Files
hk-ipo/reports/2026-06-15_t1_demand_text_backfill.md
T
geometrybase 6d05056609 Backfill structured T1 demand from archived text
Request:
- Use archivist to close the 137 T1 ipo_demand source-only gaps using extracted PDF text.

Changes:
- Add an incremental T1 demand text backfill script.
- Parse existing allotment-result extracted text into ipo_demand.
- Archive linked Summary PDFs from old HKEX HTML allotment-result pages.
- Correct allotment-result selection to prefer primary result announcements over clarification or supplemental notices.
- Add robust line-aware allotment parsing and document the workflow in archivist and README.
- Record the backfill result in a report.

Execution:
- Selected 137 source-only T1 demand gaps.
- Wrote 137 ipo_demand rows, increasing ipo_demand from 154 to 291 rows.
- Archived 38 new HKEX allotment-result PDFs and extracted their text.
- Confirmed an incremental rerun selects 0 gaps and writes 0 rows.

Verification:
- Ran git diff --cached --check.
- Ran py_compile for archive_hkex_documents.py and backfill_t1_demand_from_text.py.
- Checked SQLite integrity and foreign keys.
- Confirmed DB row counts match CSV snapshots.
- Verified no T1 complete row is missing ipo_demand.
- Verified source_refs paths/files/hashes and PDF extracted-text manifest hashes.

Next useful context:
- T1 demand structure is complete for listed rows; 06106 and 06675 remain pending_not_due.
- T2 grey-market and due price-performance gaps remain separate archivist priorities.
- Analyst output should be regenerated before using the new T1 demand facts for scoring.
2026-06-15 13:59:06 +00:00

2.4 KiB

T1 Demand Text Backfill

Run date: 2026-06-15 Archive mode: t1_demand_text_backfill Target: T1 allotment rows with archived allotment-results sources but missing ipo_demand

Result

The T1 source-only demand gap was closed.

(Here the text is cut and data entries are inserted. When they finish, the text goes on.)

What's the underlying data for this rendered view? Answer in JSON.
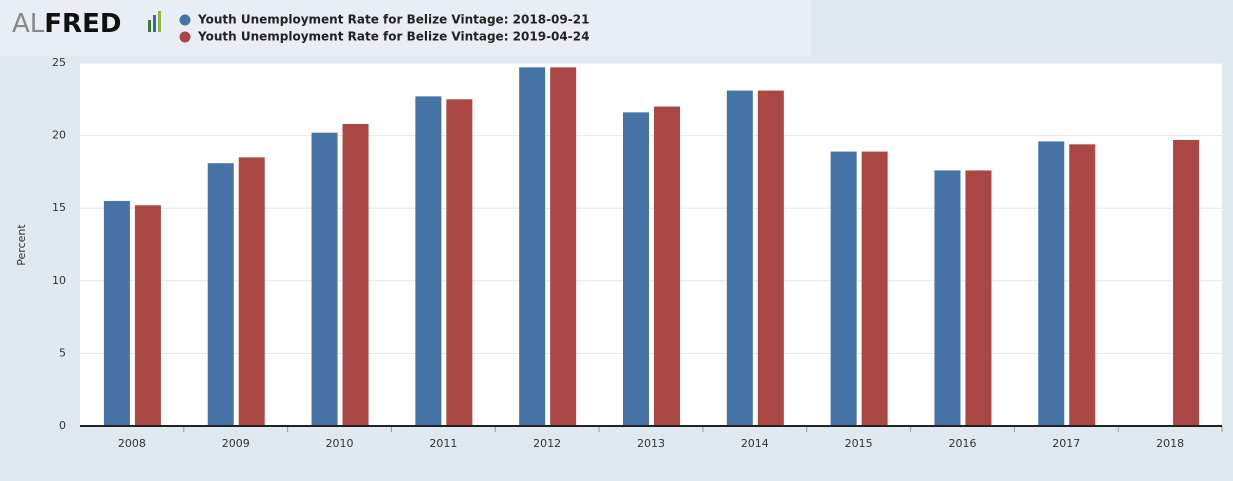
{
  "logo": {
    "part1": "AL",
    "part2": "FRED"
  },
  "chart_data": {
    "type": "bar",
    "y_label": "Percent",
    "categories": [
      "2008",
      "2009",
      "2010",
      "2011",
      "2012",
      "2013",
      "2014",
      "2015",
      "2016",
      "2017",
      "2018"
    ],
    "series": [
      {
        "name": "Youth Unemployment Rate for Belize Vintage: 2018-09-21",
        "color": "#4572a7",
        "values": [
          15.5,
          18.1,
          20.2,
          22.7,
          24.7,
          21.6,
          23.1,
          18.9,
          17.6,
          19.6,
          null
        ]
      },
      {
        "name": "Youth Unemployment Rate for Belize Vintage: 2019-04-24",
        "color": "#aa4643",
        "values": [
          15.2,
          18.5,
          20.8,
          22.5,
          24.7,
          22.0,
          23.1,
          18.9,
          17.6,
          19.4,
          19.7
        ]
      }
    ],
    "ylim": [
      0,
      25
    ],
    "yticks": [
      0,
      5,
      10,
      15,
      20,
      25
    ],
    "grid": true
  }
}
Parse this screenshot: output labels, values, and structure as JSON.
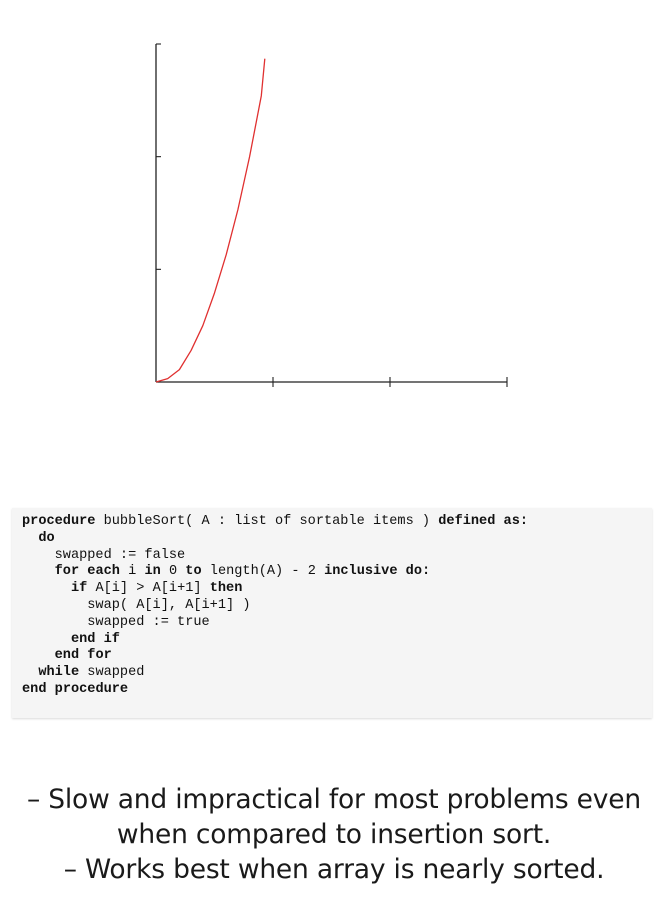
{
  "chart_data": {
    "type": "line",
    "title": "",
    "xlabel": "",
    "ylabel": "",
    "xlim": [
      0,
      3
    ],
    "ylim": [
      0,
      3
    ],
    "grid": false,
    "xticks": 3,
    "yticks": 3,
    "series": [
      {
        "color": "#e03030",
        "function": "quadratic",
        "x": [
          0,
          0.1,
          0.2,
          0.3,
          0.4,
          0.5,
          0.6,
          0.7,
          0.8,
          0.9,
          0.93
        ],
        "y": [
          0,
          0.03,
          0.11,
          0.28,
          0.5,
          0.79,
          1.13,
          1.53,
          2.0,
          2.54,
          2.87
        ]
      }
    ]
  },
  "code": {
    "lines": [
      {
        "text": "procedure bubbleSort( A : list of sortable items ) defined as:"
      },
      {
        "text": "  do"
      },
      {
        "text": "    swapped := false"
      },
      {
        "text": "    for each i in 0 to length(A) - 2 inclusive do:"
      },
      {
        "text": "      if A[i] > A[i+1] then"
      },
      {
        "text": "        swap( A[i], A[i+1] )"
      },
      {
        "text": "        swapped := true"
      },
      {
        "text": "      end if"
      },
      {
        "text": "    end for"
      },
      {
        "text": "  while swapped"
      },
      {
        "text": "end procedure"
      }
    ]
  },
  "notes": {
    "line1": "– Slow and impractical for most problems even",
    "line2": "when compared to insertion sort.",
    "line3": "– Works best when array is nearly sorted."
  }
}
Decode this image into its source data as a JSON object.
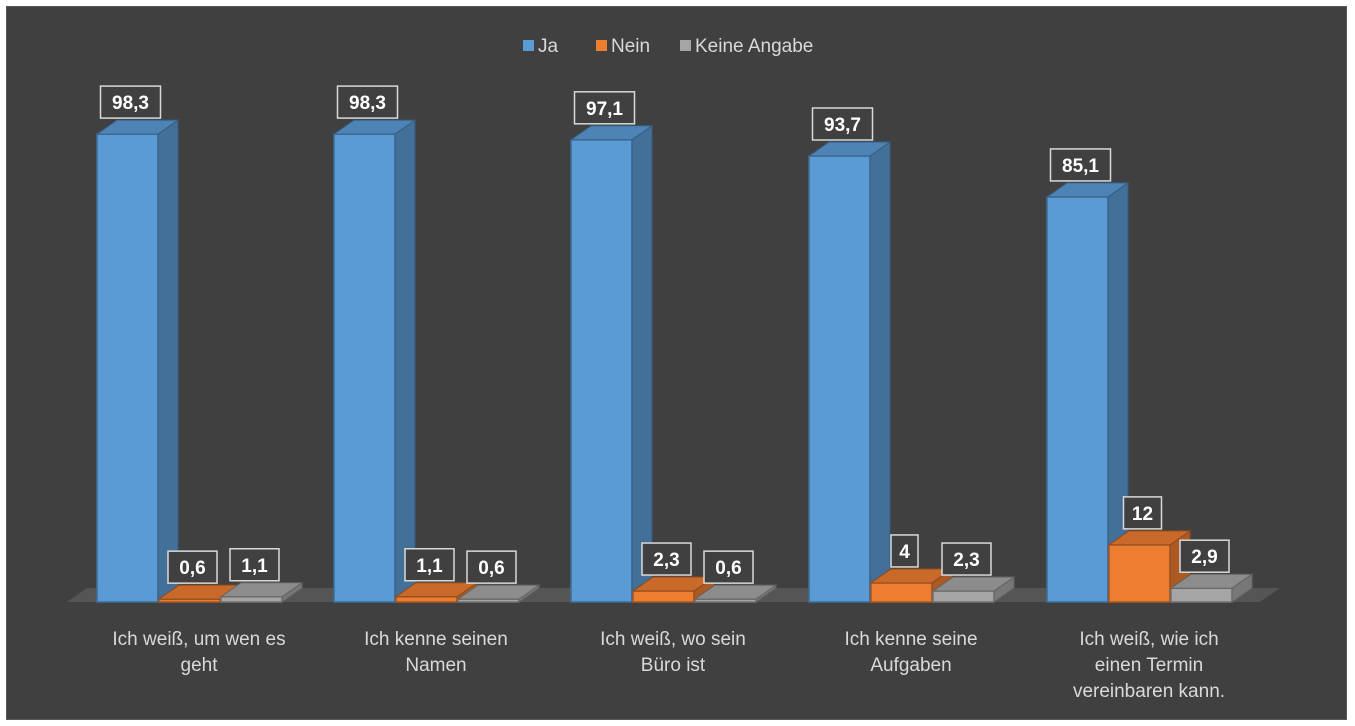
{
  "chart_data": {
    "type": "bar",
    "categories": [
      [
        "Ich weiß, um wen es",
        "geht"
      ],
      [
        "Ich kenne seinen",
        "Namen"
      ],
      [
        "Ich weiß, wo sein",
        "Büro ist"
      ],
      [
        "Ich kenne seine",
        "Aufgaben"
      ],
      [
        "Ich weiß, wie ich",
        "einen Termin",
        "vereinbaren kann."
      ]
    ],
    "series": [
      {
        "name": "Ja",
        "color": "#5b9bd5",
        "values": [
          98.3,
          98.3,
          97.1,
          93.7,
          85.1
        ],
        "labels": [
          "98,3",
          "98,3",
          "97,1",
          "93,7",
          "85,1"
        ]
      },
      {
        "name": "Nein",
        "color": "#ed7d31",
        "values": [
          0.6,
          1.1,
          2.3,
          4,
          12
        ],
        "labels": [
          "0,6",
          "1,1",
          "2,3",
          "4",
          "12"
        ]
      },
      {
        "name": "Keine Angabe",
        "color": "#a5a5a5",
        "values": [
          1.1,
          0.6,
          0.6,
          2.3,
          2.9
        ],
        "labels": [
          "1,1",
          "0,6",
          "0,6",
          "2,3",
          "2,9"
        ]
      }
    ],
    "ylim": [
      0,
      100
    ],
    "grid": false,
    "legend_position": "top",
    "style": "3d-column"
  }
}
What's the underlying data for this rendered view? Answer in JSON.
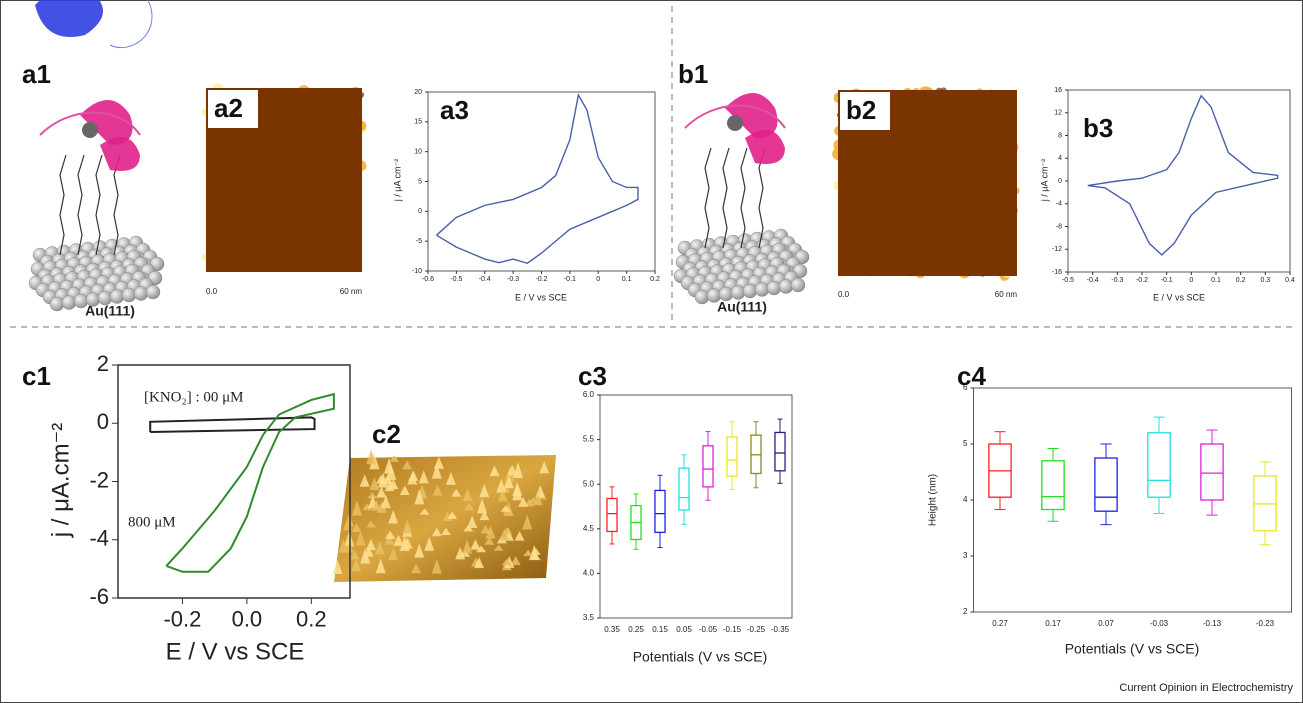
{
  "panels": {
    "a1": "a1",
    "a2": "a2",
    "b1": "b1",
    "b2": "b2",
    "c2": "c2",
    "substrate_a": "Au(111)",
    "substrate_b": "Au(111)",
    "afm_a_start": "0.0",
    "afm_a_end": "60 nm",
    "afm_b_start": "0.0",
    "afm_b_end": "60 nm"
  },
  "footer": "Current Opinion in Electrochemistry",
  "chart_data": [
    {
      "type": "line",
      "title": "a3",
      "x_label": "E / V vs SCE",
      "y_label": "j / μA cm⁻²",
      "color": "#4a5fa8",
      "x": [
        -0.57,
        -0.5,
        -0.4,
        -0.3,
        -0.2,
        -0.15,
        -0.1,
        -0.07,
        -0.04,
        0,
        0.05,
        0.1,
        0.14,
        0.14,
        0.1,
        0,
        -0.1,
        -0.2,
        -0.25,
        -0.3,
        -0.35,
        -0.4,
        -0.5,
        -0.57
      ],
      "values": [
        -4,
        -1,
        1,
        2,
        4,
        6,
        12,
        19.5,
        17,
        9,
        5,
        4,
        4,
        2,
        1,
        -1,
        -3,
        -7,
        -8.7,
        -8,
        -8.6,
        -8,
        -6,
        -4
      ],
      "xlim": [
        -0.6,
        0.2
      ],
      "xticks": [
        -0.6,
        -0.5,
        -0.4,
        -0.3,
        -0.2,
        -0.1,
        0,
        0.1,
        0.2
      ],
      "ylim": [
        -10,
        20
      ],
      "yticks": [
        -10,
        -5,
        0,
        5,
        10,
        15,
        20
      ]
    },
    {
      "type": "line",
      "title": "b3",
      "x_label": "E / V vs SCE",
      "y_label": "j / μA cm⁻²",
      "color": "#4a5fa8",
      "x": [
        -0.42,
        -0.3,
        -0.2,
        -0.1,
        -0.05,
        0,
        0.04,
        0.08,
        0.15,
        0.25,
        0.35,
        0.35,
        0.25,
        0.1,
        0,
        -0.07,
        -0.12,
        -0.17,
        -0.25,
        -0.35,
        -0.42
      ],
      "values": [
        -0.8,
        0,
        0.5,
        2,
        5,
        11,
        15,
        13,
        5,
        1.5,
        1,
        0.5,
        -0.5,
        -2,
        -6,
        -11,
        -13,
        -11,
        -4,
        -1.2,
        -0.8
      ],
      "xlim": [
        -0.5,
        0.4
      ],
      "xticks": [
        -0.5,
        -0.4,
        -0.3,
        -0.2,
        -0.1,
        0,
        0.1,
        0.2,
        0.3,
        0.4
      ],
      "ylim": [
        -16,
        16
      ],
      "yticks": [
        -16,
        -12,
        -8,
        -4,
        0,
        4,
        8,
        12,
        16
      ]
    },
    {
      "type": "line",
      "title": "c1",
      "x_label": "E / V vs SCE",
      "y_label": "j / μA.cm⁻²",
      "series": [
        {
          "name": "[KNO₂] : 00  μM",
          "color": "#222222",
          "x": [
            -0.3,
            -0.3,
            0.2,
            0.21,
            0.21,
            -0.3
          ],
          "values": [
            -0.3,
            0.05,
            0.2,
            0.15,
            -0.2,
            -0.3
          ]
        },
        {
          "name": "800 μM",
          "color": "#2e8b2e",
          "x": [
            -0.25,
            -0.2,
            -0.1,
            0,
            0.05,
            0.1,
            0.2,
            0.27,
            0.27,
            0.15,
            0.1,
            0.05,
            0,
            -0.05,
            -0.12,
            -0.2,
            -0.25
          ],
          "values": [
            -4.9,
            -4.3,
            -3,
            -1.5,
            -0.4,
            0.3,
            0.8,
            1,
            0.5,
            0.2,
            -0.3,
            -1.5,
            -3.2,
            -4.3,
            -5.1,
            -5.1,
            -4.9
          ]
        }
      ],
      "xlim": [
        -0.4,
        0.32
      ],
      "xticks": [
        -0.2,
        {
          "value": 0,
          "label": "0.0"
        },
        0.2
      ],
      "ylim": [
        -6,
        2
      ],
      "yticks": [
        -6,
        -4,
        -2,
        0,
        2
      ]
    },
    {
      "type": "box",
      "title": "c3",
      "x_label": "Potentials (V vs SCE)",
      "categories": [
        "0.35",
        "0.25",
        "0.15",
        "0.05",
        "-0.05",
        "-0.15",
        "-0.25",
        "-0.35"
      ],
      "colors": [
        "#ff2020",
        "#20e020",
        "#2020e0",
        "#20e0e0",
        "#e020e0",
        "#e8e820",
        "#8a8a20",
        "#202080"
      ],
      "data": [
        [
          4.33,
          4.47,
          4.67,
          4.84,
          4.97
        ],
        [
          4.27,
          4.38,
          4.57,
          4.76,
          4.89
        ],
        [
          4.29,
          4.46,
          4.67,
          4.93,
          5.1
        ],
        [
          4.55,
          4.71,
          4.85,
          5.18,
          5.33
        ],
        [
          4.82,
          4.97,
          5.17,
          5.43,
          5.59
        ],
        [
          4.94,
          5.09,
          5.27,
          5.53,
          5.7
        ],
        [
          4.96,
          5.12,
          5.33,
          5.55,
          5.7
        ],
        [
          5.01,
          5.15,
          5.35,
          5.58,
          5.73
        ]
      ],
      "ylim": [
        3.5,
        6
      ],
      "yticks": [
        3.5,
        {
          "value": 4,
          "label": "4.0"
        },
        4.5,
        {
          "value": 5,
          "label": "5.0"
        },
        5.5,
        {
          "value": 6,
          "label": "6.0"
        }
      ]
    },
    {
      "type": "box",
      "title": "c4",
      "x_label": "Potentials (V vs SCE)",
      "y_label": "Height (nm)",
      "categories": [
        "0.27",
        "0.17",
        "0.07",
        "-0.03",
        "-0.13",
        "-0.23"
      ],
      "colors": [
        "#ff2020",
        "#20e020",
        "#2020e0",
        "#20e0e0",
        "#e020e0",
        "#e8e820"
      ],
      "data": [
        [
          3.83,
          4.05,
          4.52,
          5,
          5.22
        ],
        [
          3.62,
          3.83,
          4.06,
          4.7,
          4.92
        ],
        [
          3.56,
          3.8,
          4.05,
          4.75,
          5
        ],
        [
          3.76,
          4.05,
          4.35,
          5.2,
          5.48
        ],
        [
          3.73,
          4,
          4.48,
          5,
          5.25
        ],
        [
          3.2,
          3.45,
          3.93,
          4.43,
          4.68
        ]
      ],
      "ylim": [
        2,
        6
      ],
      "yticks": [
        2,
        3,
        4,
        5,
        6
      ]
    }
  ]
}
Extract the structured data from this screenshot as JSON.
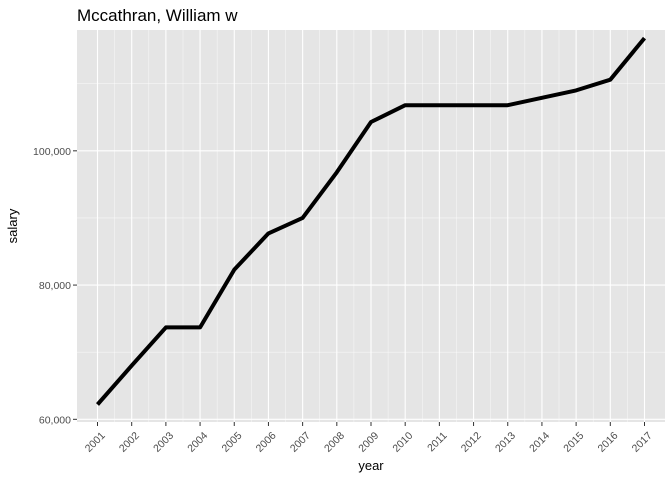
{
  "chart_data": {
    "type": "line",
    "title": "Mccathran, William w",
    "xlabel": "year",
    "ylabel": "salary",
    "x": [
      "2001",
      "2002",
      "2003",
      "2004",
      "2005",
      "2006",
      "2007",
      "2008",
      "2009",
      "2010",
      "2011",
      "2012",
      "2013",
      "2014",
      "2015",
      "2016",
      "2017"
    ],
    "series": [
      {
        "values": [
          62200,
          68000,
          73700,
          73700,
          82300,
          87700,
          90000,
          96800,
          104300,
          106800,
          106800,
          106800,
          106800,
          107900,
          109000,
          110600,
          116800
        ]
      }
    ],
    "ylim": [
      59600,
      118000
    ],
    "yticks": [
      60000,
      80000,
      100000
    ],
    "ytick_labels": [
      "60,000",
      "80,000",
      "100,000"
    ],
    "grid": true,
    "legend": "none",
    "colors": {
      "panel": "#e5e5e5",
      "grid_major": "#ffffff",
      "line": "#000000",
      "tick": "#4d4d4d"
    }
  }
}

  • Initial source-only T1 demand gaps: 137.
  • ipo_demand rows before backfill: 154.
  • ipo_demand rows after backfill: 291.
  • T1 complete rows without ipo_demand: 0.
  • T1 pending-not-due rows: 2 (06106, 06675).

Source Handling

  • Existing extracted PDF text supplied most of the backfill.
  • Old HKEX HTML allotment-result pages were followed to their linked Summary PDFs.
  • Clarification or supplemental notices that had been selected as allotment-results sources were corrected by archiving the primary allotment-results announcement from the same HKEX title-search window.
  • New allotment-result PDF sources archived: 38.
  • PDF source refs after backfill: 595.
  • Extracted-text manifest rows after backfill: 595.
  • Extracted-text manifest status: 595 ok.

Field Policy

Only explicitly disclosed demand fields were stored.

No missing demand field was inferred from share counts or other derived calculations. For example, where a Summary PDF disclosed valid applications, public subscription, international placee count, and final share counts but omitted successful applicants or international subscription level, the omitted fields were left null.

Verification

  • SQLite integrity check: ok.
  • Foreign-key violations: 0.
  • DB row counts match CSV snapshots for ipo_master, offering_terms, ipo_demand, source_refs, sync_runs, ticker_sync_state, and sync_tasks.
  • source_refs: 1,187 rows, 0 bad paths, 0 missing files, 0 hash mismatches.
  • PDF manifest reconciliation: 595 PDF sources, 595 manifest rows, 0 missing manifest rows, 0 orphan manifest rows, 0 missing text files, 0 PDF hash mismatches, 0 text hash mismatches.
  • Incremental empty rerun selected 0 source-only gaps and wrote 0 rows.

Remaining Non-T1 Gaps

The T1 structural gap is closed, but historical completeness is still not fully complete:

  • T2 grey-market remains blocked for 291 listed tickers pending a reproducible source strategy.
  • Price-performance open tasks remain for D1/D5/D20/D60.
  • Context fields such as industry label, market cap, and net proceeds remain incomplete.

The v0 analysis dataset should be regenerated by analyst before using the new T1 demand facts for scoring or calibration.